Случилось так, что в промежутке между нашими встречами, первой и второй, Саша очень сильно заболел. Очень серьезно и очень сразу. У него начался туберкулез легких и быстро вошел в последнюю стадию. С сердцем тоже стало совсем плохо. Его вылечил доктор Караваев, и Саша стал его учеником. Только после смерти учителя пошел в своем направлении, не как другие ученики, просто продолжающие выпуск лекарственных средств, разработанных Караваевым.
У Дерябина появились собственные медицинские разработки. Это ими он вылечил Аришку. Помог мне, у меня было хроническое профессиональное заболевание - застужены почки. Здоровье меня редко подводило, но это я хорошо помню, какие дикие боли у меня начались на съемках "Ищи ветра". Как несколько недель я сидела на игле. Как страшно было иногда: вдруг это навсегда - или боли, или морфий? А сейчас я купаюсь зимой в проруби. Из бани - прямо туда, только не с головой! Есть у меня такой навязчивый образ ужаса: оказаться с головой подо льдом, не найти выхода. Воображение коварная вещь, особенно когда это только воображение.
Из последних новинок у Саши разработан бальзам "Виватон" на спиртовой основе, крепость - выше водочной. Но его нельзя, конечно, сравнивать ни с одним алкогольным напитком, это лекарство. Хотя и в застольном отношении этот бальзам - исключительная вещь. Все, что может быть негативного в питье, в нем отсутствует. Мой нынешний муж Андрей шутит при встречах, а они бывают периодически, что Дерябину надо еще сигареты такие сделать, от которых не было бы "никакого вреда, кроме пользы"...

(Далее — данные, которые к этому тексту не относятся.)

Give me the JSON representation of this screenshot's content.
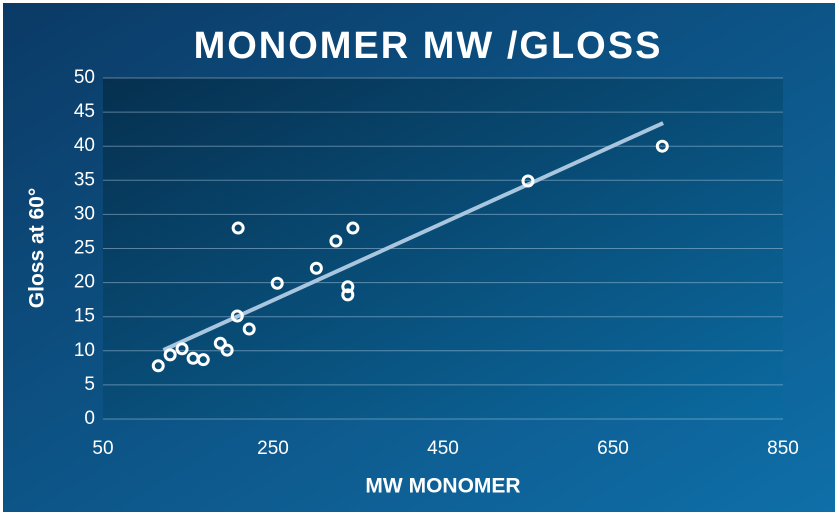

Шутка хороша, но еще лучше было бы, если б у Дерябина появились настоящие помощники. Я этого очень хочу - и не только потому, что в какой-то мере Саша продолжает быть частью моей жизни. В том смысле, который надо уметь понять. Я не могу не помочь ему, если надо помочь. Не могу также не накричать, не задать взбучку, если творится безобразие. А иногда оно творится: например, предлагают такую "помощь" в продвижении Сашиных методов, что лучше бы просто объявили ему открытую войну...
Но он в конце концов добьется своего, я уверена.
Глава 10
ГОРЕ
А теперь - о том, от чего я быстро, но, как видите, ненадолго ушла в предыдущей главе.
Есть такая теория - правда, доморощенная,- что все люди делятся на хвастунов и нытиков. С небольшой натяжкой я готова с этим согласиться. И даже сказать о самой себе, что я безусловно отношусь к хвастунам, если просто подразумевать под этим словом людей, не склонных жаловаться. Тех, которые в случае, когда речь заходит о них, готовы демонстрировать свои удачи, достижения, но ни в коем случае не боль, обиду, разочарование.
Я легко - для постороннего взгляда - иду по жизни. Так, что "каждая паршивая собака знает мою легкую походку"... Причин тому две. Первая: я скорее хвастун, потому что ни в коем случае не нытик, и стараюсь поддерживать впечатление о себе как о вполне удачливом и благополучном человеке. Вторая: судьба и впрямь была ко мне более чем благосклонна, долгое время очень щедро расточая для меня такие возможности, которых даже при частичной их выдаче вполне хватило бы, чтобы придать уверенности чьему-то характеру, украсить интересными событиями чью-то биографию словом, считать жизнь (и не одну) вполне состоявшейся.